Women whose pregnancies end in miscarriage usually do not experience the same increase in estradiol and progesterone (ie, the female sexual hormones) or hCG levels that would result from a healthy pregnancy. Therefore, when a woman experiences a miscarriage, there is a less dramatic shift in hormone levels and less of a "hormonal blow" to the breast. Studies have shown that miscarriages, in general, have less of a risk than induced abortions. However, several studies show that miscarriages before a first full–term pregnancy (FFTP) may still carry a significant risk of developing breast cancer as noted in Table 2A below. (Further research in this area is critical to determine if an early miscarriage does indeed increase the risk of breast cancer.)

Table 7A: Risks Of Breast Cancer To Women Who Had A Miscarriage Before Their FFTP
Author Year of Publication Percent Change Confidence Interval
Pike et al [4] 1981 151% increase unknown
Brinton14 1983 9% increase* 0.8–1.5
Hadjimichael15 1986 250% increase 1.7–7.4
Rosenberg16 1988 10% decrease* 0.7–1.4**
Ewertz⁄Duffy17 1988 163% increase* 0.83–8.32***
Adami18 1990 20% increase* 0.7–2.0
Daling [5] 1994 10% decrease* 0.6–1.3
Rookus19 1996 40% increase* 1.0–1.9

* This result reflects a trend toward an increased or decreased risk but does not attain statistical significance.
** Inappropriate age matching in study: median age of “cases” was 52; median age of “controls” was 40.
*** First trimester miscarriage in nulliparous women.

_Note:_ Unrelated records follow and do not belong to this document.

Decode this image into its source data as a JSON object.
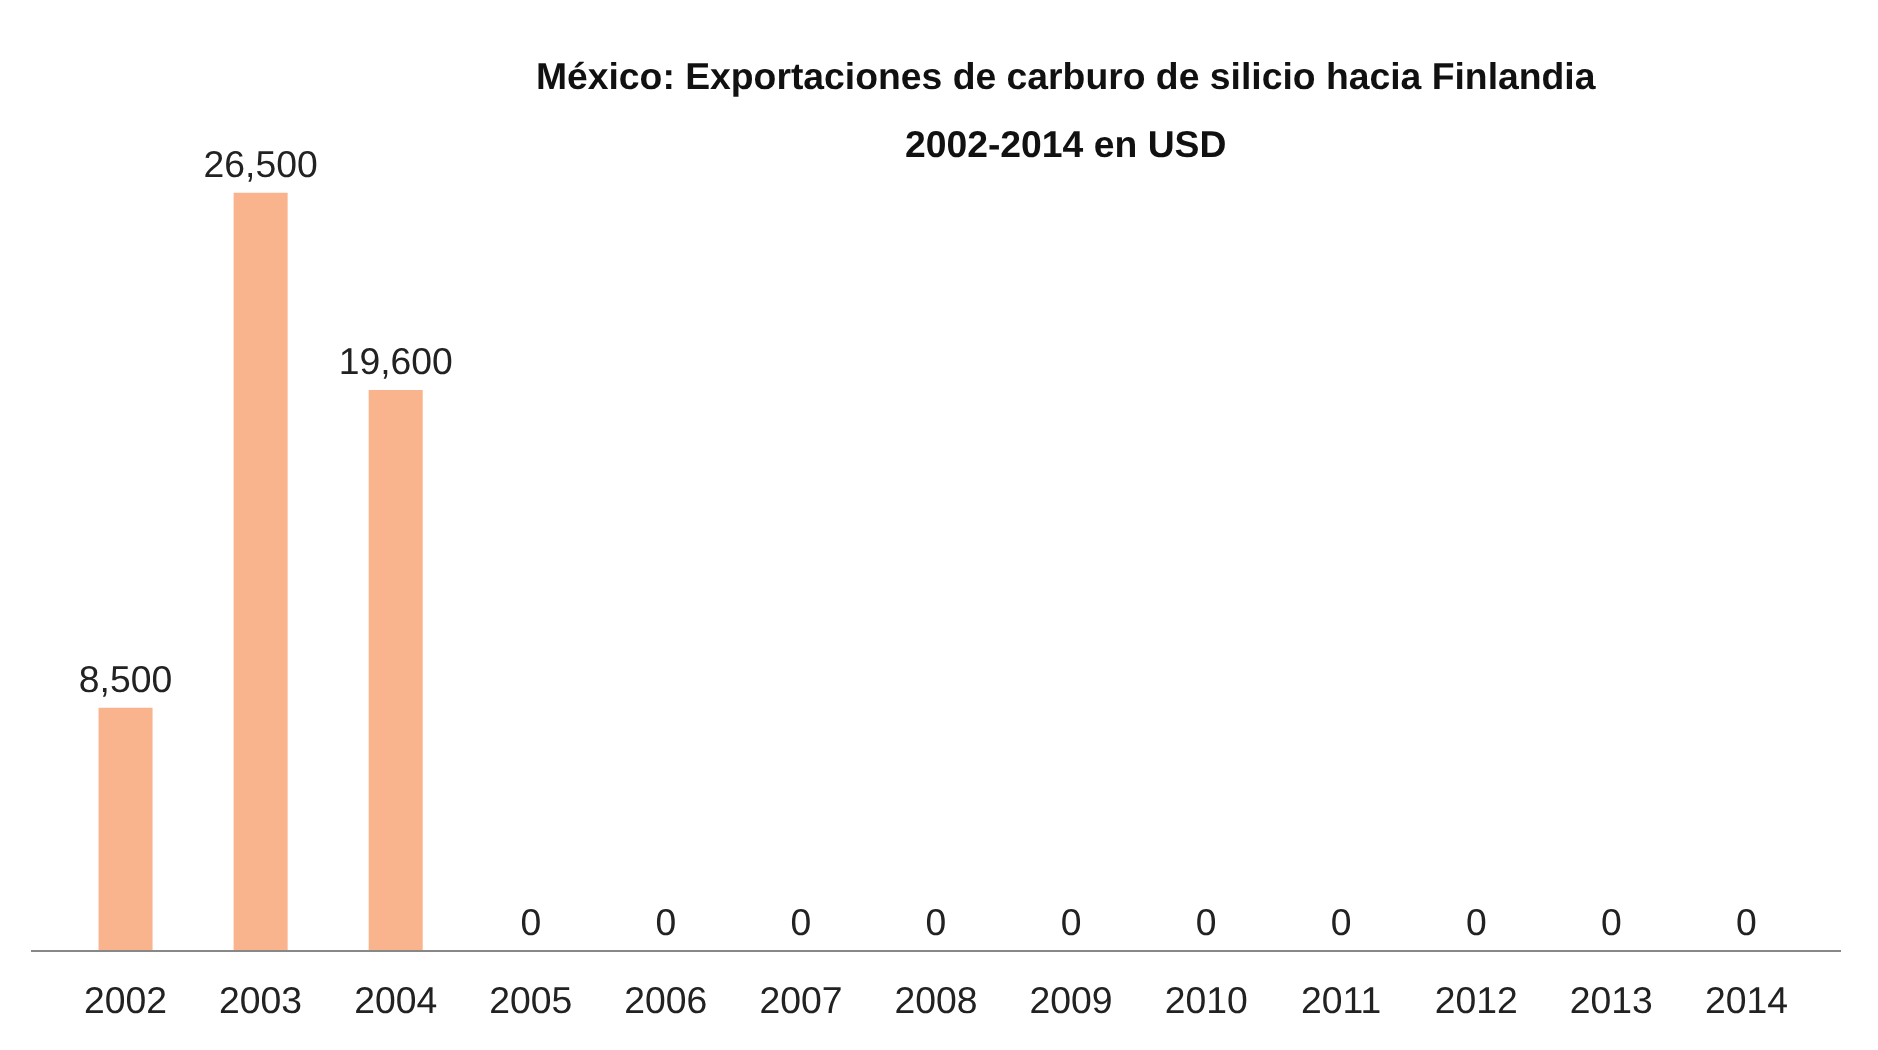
{
  "chart_data": {
    "type": "bar",
    "title": "México: Exportaciones de carburo de silicio hacia Finlandia\n2002-2014 en USD",
    "categories": [
      "2002",
      "2003",
      "2004",
      "2005",
      "2006",
      "2007",
      "2008",
      "2009",
      "2010",
      "2011",
      "2012",
      "2013",
      "2014"
    ],
    "values": [
      8500,
      26500,
      19600,
      0,
      0,
      0,
      0,
      0,
      0,
      0,
      0,
      0,
      0
    ],
    "value_labels": [
      "8,500",
      "26,500",
      "19,600",
      "0",
      "0",
      "0",
      "0",
      "0",
      "0",
      "0",
      "0",
      "0",
      "0"
    ],
    "color": "#f9b48e",
    "grid": false
  }
}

Q–2N: Is the prognosis of a pregnant woman who currently has breast cancer improved if she has an induced abortion?

No. Clarck and Chua noted that: "Those (pregnant women with breast cancer) undergoing a therapeutic abortion had a poorer prognosis compared to a live birth and even a spontaneous abortion."20 King et al obtained a similar result. "…patients who had termination of the pregnancy had a five year survival rate of 43 percent, whereas patients who underwent mastectomy and who went to term had a five year survival of 59 percent."21.

Q–20: What should women be told in general about having an abortion at a young age and the risk of breast cancer?

Women who have an elective abortion before their firstborn baby suffer at least a 50% increased risk of developing breast cancer according to the best meta–analysis done to date. The risks are almost certainly higher for women who have had an abortion before the age of 18, or those who have additional risk factors, such as a positive family history or use of oral contraceptives before a FFTP. (The person who is interested in an excellent review article describing the physiologic reasons behind the link between abortion and breast cancer should see Canty's article22.)